28 Sep What is needed is a universal supply chain finance approach
The problem with supply chain finance is it’s nearly always too expensive. Is it any wonder that there is such a small uptake? The thing is, it’s either too expensive to implement widely so businesses work only with their biggest suppliers, or at the other end of the supplier spectrum, the finance rates are too expensive for suppliers. The result is, SCF works for a minority of buyer supplier relationships.
Where are the hybrid solutions? Why can we not take a universal approach and capitalize on the relative simplicity of the Dynamic Discounting and the attractive finance rates of the more sophisticated SCF plans?

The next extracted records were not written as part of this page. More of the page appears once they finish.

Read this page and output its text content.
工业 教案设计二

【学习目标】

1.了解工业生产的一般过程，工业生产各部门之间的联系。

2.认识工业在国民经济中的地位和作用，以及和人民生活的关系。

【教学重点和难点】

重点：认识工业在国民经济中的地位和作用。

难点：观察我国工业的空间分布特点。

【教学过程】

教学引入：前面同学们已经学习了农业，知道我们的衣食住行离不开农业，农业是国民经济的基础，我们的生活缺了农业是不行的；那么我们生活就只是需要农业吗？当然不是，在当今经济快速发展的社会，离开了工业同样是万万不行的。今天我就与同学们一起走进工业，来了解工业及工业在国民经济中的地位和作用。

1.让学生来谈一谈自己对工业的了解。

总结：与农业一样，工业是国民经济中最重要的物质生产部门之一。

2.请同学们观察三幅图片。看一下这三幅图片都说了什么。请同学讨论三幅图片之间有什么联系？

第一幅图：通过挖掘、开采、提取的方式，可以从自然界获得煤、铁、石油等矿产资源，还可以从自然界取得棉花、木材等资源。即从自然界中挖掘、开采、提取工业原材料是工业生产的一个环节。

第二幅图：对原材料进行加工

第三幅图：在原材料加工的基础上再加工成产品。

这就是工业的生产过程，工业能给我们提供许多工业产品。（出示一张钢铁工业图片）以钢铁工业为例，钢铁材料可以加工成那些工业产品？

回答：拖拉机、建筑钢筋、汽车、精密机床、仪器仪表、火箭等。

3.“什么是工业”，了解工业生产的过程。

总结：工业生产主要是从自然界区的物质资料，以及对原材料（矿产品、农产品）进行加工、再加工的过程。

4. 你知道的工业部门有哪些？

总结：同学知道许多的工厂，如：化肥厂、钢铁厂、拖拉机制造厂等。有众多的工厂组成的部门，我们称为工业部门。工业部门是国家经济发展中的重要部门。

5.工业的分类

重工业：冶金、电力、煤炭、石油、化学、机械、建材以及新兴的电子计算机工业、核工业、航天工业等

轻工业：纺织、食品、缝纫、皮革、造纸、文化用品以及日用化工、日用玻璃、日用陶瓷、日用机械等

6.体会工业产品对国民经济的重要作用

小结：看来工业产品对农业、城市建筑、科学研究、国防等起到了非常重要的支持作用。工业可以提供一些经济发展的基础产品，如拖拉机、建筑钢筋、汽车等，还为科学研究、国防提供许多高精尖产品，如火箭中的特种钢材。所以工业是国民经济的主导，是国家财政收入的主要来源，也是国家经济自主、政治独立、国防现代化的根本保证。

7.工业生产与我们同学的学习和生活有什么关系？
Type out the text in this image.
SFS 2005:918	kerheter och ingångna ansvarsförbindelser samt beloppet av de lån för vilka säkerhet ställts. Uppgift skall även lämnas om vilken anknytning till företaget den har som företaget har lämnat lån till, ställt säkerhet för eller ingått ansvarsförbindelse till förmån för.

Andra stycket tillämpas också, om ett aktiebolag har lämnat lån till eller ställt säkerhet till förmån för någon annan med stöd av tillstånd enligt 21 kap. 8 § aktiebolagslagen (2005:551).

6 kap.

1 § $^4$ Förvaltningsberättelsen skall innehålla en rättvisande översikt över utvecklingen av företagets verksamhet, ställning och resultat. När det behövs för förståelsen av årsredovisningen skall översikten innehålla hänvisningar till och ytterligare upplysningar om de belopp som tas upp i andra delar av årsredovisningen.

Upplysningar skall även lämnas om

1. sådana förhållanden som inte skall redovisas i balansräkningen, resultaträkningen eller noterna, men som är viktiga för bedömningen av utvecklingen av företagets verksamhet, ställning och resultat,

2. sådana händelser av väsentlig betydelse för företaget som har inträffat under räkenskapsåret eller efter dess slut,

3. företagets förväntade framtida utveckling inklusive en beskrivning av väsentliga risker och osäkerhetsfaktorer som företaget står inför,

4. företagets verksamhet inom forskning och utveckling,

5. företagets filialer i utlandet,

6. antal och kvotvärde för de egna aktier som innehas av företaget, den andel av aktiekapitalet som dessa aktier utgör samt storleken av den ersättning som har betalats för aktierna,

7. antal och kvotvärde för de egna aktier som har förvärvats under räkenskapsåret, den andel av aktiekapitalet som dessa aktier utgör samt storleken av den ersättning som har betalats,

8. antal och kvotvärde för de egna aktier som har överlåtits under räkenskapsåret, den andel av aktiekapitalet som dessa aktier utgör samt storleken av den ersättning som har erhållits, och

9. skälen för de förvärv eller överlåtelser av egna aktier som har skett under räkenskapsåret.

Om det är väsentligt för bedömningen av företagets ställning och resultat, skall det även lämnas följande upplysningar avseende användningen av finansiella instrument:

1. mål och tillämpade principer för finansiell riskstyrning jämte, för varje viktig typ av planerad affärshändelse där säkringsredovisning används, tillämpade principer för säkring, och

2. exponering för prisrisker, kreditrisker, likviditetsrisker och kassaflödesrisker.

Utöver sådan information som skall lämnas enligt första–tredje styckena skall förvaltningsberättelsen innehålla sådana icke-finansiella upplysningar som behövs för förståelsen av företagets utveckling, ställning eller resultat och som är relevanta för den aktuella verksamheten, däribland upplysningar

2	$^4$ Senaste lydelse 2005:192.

Here’s the problem. The banks are very good at facilitating commerce – it’s part of their core role in the modern economies. They can put deals together between some of the biggest businesses in the world to optimize financial supply chains even in complex global business environments. And there can be very significant synergy created. Buying organizations can extend payment terms to suppliers – enhancing their DPO and consequently their cash position and at the same time fund prompt payment for suppliers who need not lose out. It has to be said that the banks make a decent turn on these arrangements too so everyone’s a winner. The problem is, there is a huge amount of effort to put these deals in place and it is only worthwhile for the very biggest deals. The win-win isn’t available to the smaller suppliers.
The other end of the supplier spectrum is where the smaller suppliers really need help and where there is an opportunity for buyers to get attractive discounts. Long payment terms are simply not sustainable for the smallest suppliers but in many cases the financing cost for funding prompt payment are too expensive.
Taulia – the dynamic discounting specialists – produced a video putting this dilemma in simple terms. It’s embedded below and I’d encourage you to watch it – not because it’s informative – although it is – but because it is very funny.
Here’s the way I see it. There are two areas of business that SCF touches successfully – the very large deals where it’s worthwhile for the banks to get involved intimately and do what they do well. Then there’s the supplier tail where dynamic discounting and factoring can deliver a win-win. But each of these has issues with cost and this limits their potential.
If hybrid solutions that can take the best of both approaches could be deployed more widely, there is the potential to deliver real improvements in the way supply chains operate, the way industries optimize their working capital and the way whole economies make best use of their resources.